La Passante du Sans-Souci par Alligator
Nov 2009:
Joli gadin personnel : une déception dans la mesure où le couple vedette de la distribution avait de quoi faire saliver. Romy Schneider pour qui j'ai une admiration pûre, sans arrière pensée lubrique s'entend, et Michel Piccoli qui petit à petit fait son chemin dans mon panthéon d'acteurs. Bordel que j'aime cet acteur, sa justesse sidérante mais également ses débordements, ses pulsions dans lesquels l'homme dépasse ses rôles, le réel au-dessus du factice ne dénaturant jamais la sincérité du propos, bien au contraire évidemment! Or, ces magnifiques comédiens se vautrent, littéralement, dans une mise en scène à l'absence redoutable. Ils ne sont pas les seuls. Rares sont ceux qui échappent à un phrasé mécanique, une posture pétrifiée. Faute d'imagination dans la direction d'acteurs, la troupe se fige de manière théâtrale et pathétique. Il faut entendre et voir Gérard Klein récitant ses mots sans aucune espèce de conviction, comme on répète la liste des courses à faire, c'est incroyable et pénible.
Faute également et peut-être surtout à un scénario pas loin d'être affligeant. Les dialogues creux au possible enfoncent des portes ouvertes nous apprenant que les nazis sont des salops et qu'avec de l'argent on vit mieux. Les personnages font preuve pour certains d'une inconsistance étonnante et qui ne permet pas de porter un regard réellement compatissant. Avec un manque de subtilité évident, les situations finissent par apparaitre comme des mammouths sur un fil électrique. A force de plier la vraisemblance, le fil de l'histoire casse et le courant ne passe plus. On reste interdit devant la platitude dont font preuve les personnages qui ne s'en remettent jamais, demeurant des monstres d'artifices destinés à faire larmoyer dans les chaumières aidés dans leur entreprise par une musique de Delerue sirupeuse à force de violons déchirants. Les acteurs en rajoutent dans les poses mélodramatiques où les corps se flagellent (prostitution, ivresse) ou se recroquevillent, la tête dans les mains, les dos courbés par le poids de la souffrance, pleurez bonne gens. On pourra ensuite tenter de comprendre l'inanité de certaines scènes. Pourquoi ce plan sur une omelette trop cuite? Pourquoi cette éternité imposée pour mettre un pansement sur un doigt? Pourquoi tant de temps perdu, de scènes sans aucun intérêt? Il faut donc des coupes pour faire pleurer Romy Schneider -dans la scène du restaurant- tant les acteurs ont du mal à justifier leurs actions.
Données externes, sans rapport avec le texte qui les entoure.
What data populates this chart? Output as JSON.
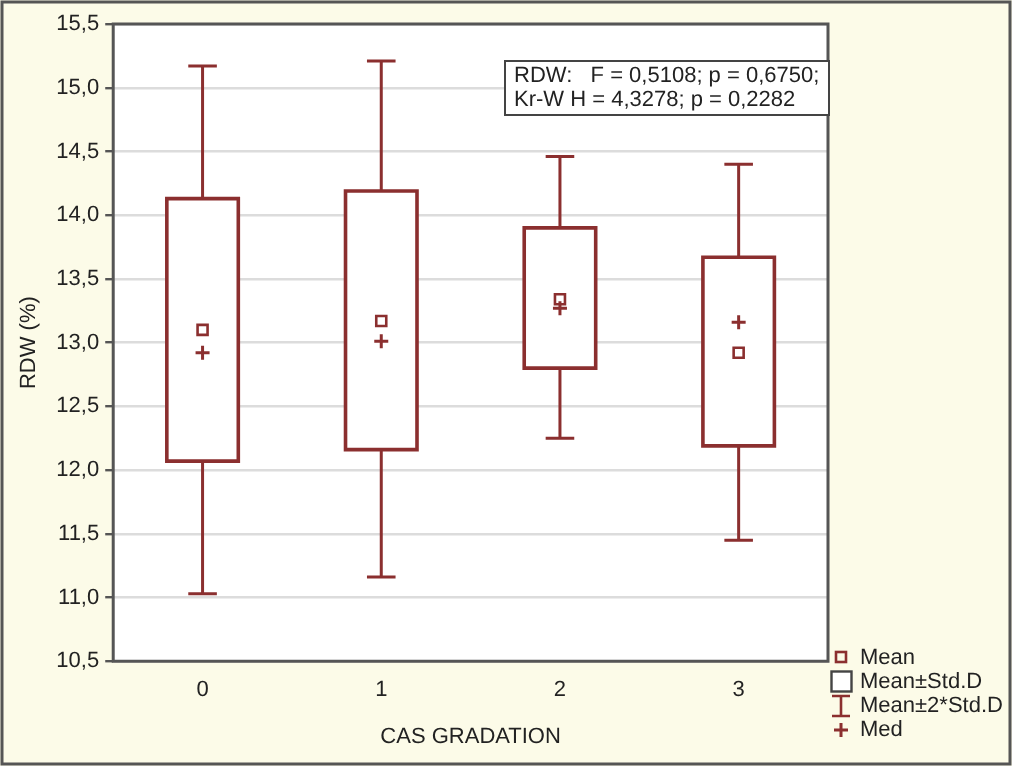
{
  "chart_data": {
    "type": "box",
    "xlabel": "CAS GRADATION",
    "ylabel": "RDW (%)",
    "categories": [
      "0",
      "1",
      "2",
      "3"
    ],
    "series": [
      {
        "type": "box",
        "color": "#ffffff",
        "boxes": [
          {
            "low": 11.03,
            "q1": 12.07,
            "median": 12.92,
            "q3": 14.13,
            "high": 15.17
          },
          {
            "low": 11.16,
            "q1": 12.16,
            "median": 13.01,
            "q3": 14.19,
            "high": 15.21
          },
          {
            "low": 12.25,
            "q1": 12.8,
            "median": 13.27,
            "q3": 13.9,
            "high": 14.46
          },
          {
            "low": 11.45,
            "q1": 12.19,
            "median": 13.16,
            "q3": 13.67,
            "high": 14.4
          }
        ]
      },
      {
        "type": "scatter",
        "color": "#8b2f2f",
        "marker": "square",
        "x": [
          "0",
          "1",
          "2",
          "3"
        ],
        "values": [
          13.1,
          13.17,
          13.34,
          12.92
        ]
      }
    ],
    "ylim": [
      10.5,
      15.5
    ],
    "yticks": [
      {
        "value": 10.5,
        "label": "10,5"
      },
      {
        "value": 11,
        "label": "11,0"
      },
      {
        "value": 11.5,
        "label": "11,5"
      },
      {
        "value": 12,
        "label": "12,0"
      },
      {
        "value": 12.5,
        "label": "12,5"
      },
      {
        "value": 13,
        "label": "13,0"
      },
      {
        "value": 13.5,
        "label": "13,5"
      },
      {
        "value": 14,
        "label": "14,0"
      },
      {
        "value": 14.5,
        "label": "14,5"
      },
      {
        "value": 15,
        "label": "15,0"
      },
      {
        "value": 15.5,
        "label": "15,5"
      }
    ],
    "grid": "y",
    "annotations": [
      "RDW:   F = 0,5108; p = 0,6750;",
      "Kr-W H = 4,3278; p = 0,2282",
      "Mean",
      "Mean±Std.D",
      "Mean±2*Std.D",
      "Med"
    ]
  }
}
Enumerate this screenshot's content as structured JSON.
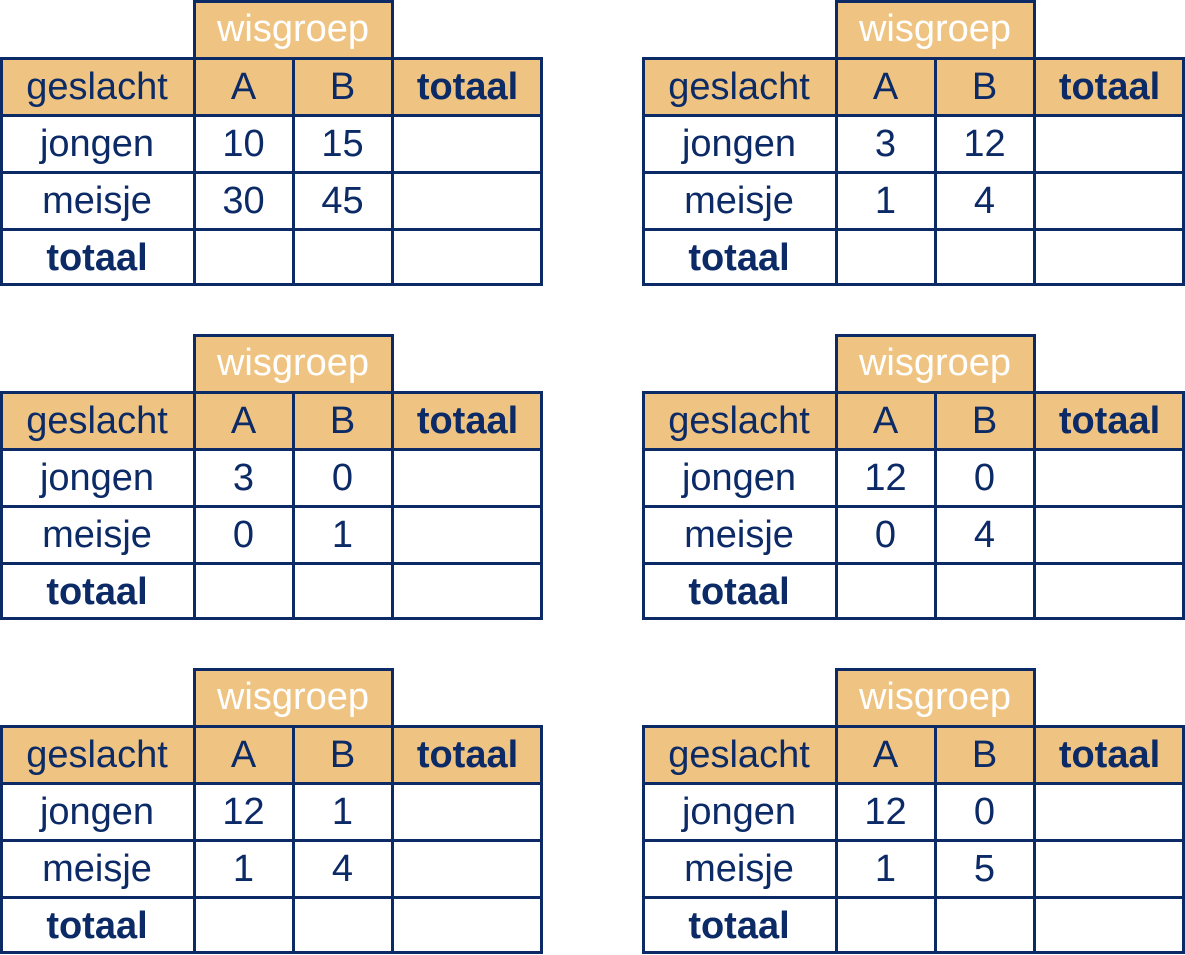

Ce film au discours décousu s'empresse également de faire représentation des clichés habituels à propos de la période de l'occupation. Mathieu Carrière en bon nazi, avec la tête de marbre et d'acier, inamovible figure sans sourire ou expression humaine est tout le long du film le pervers, forcément, qui va pousser son vice jusqu'à faire croire à un couple qu'il est sauvé avant de les assassiner. Au delà d'un récit improbable et incohérent -pourquoi tuerait-on Max et sa femme à la fin du film?- les peurs légitimes d'une résurgence de l'extrême droite prennent des proportions dramatiquement mal calculées, jusqu'à l'absurde et annihilent la force et le bien fondé initiaux du propos. C'est dommage.
L'histoire et la distribution promettaient monts et merveilles et finalement laissent perplexe. Je me demande si le roman de Joseph Kessel est aussi creux ou si l'adaptation rate le coche.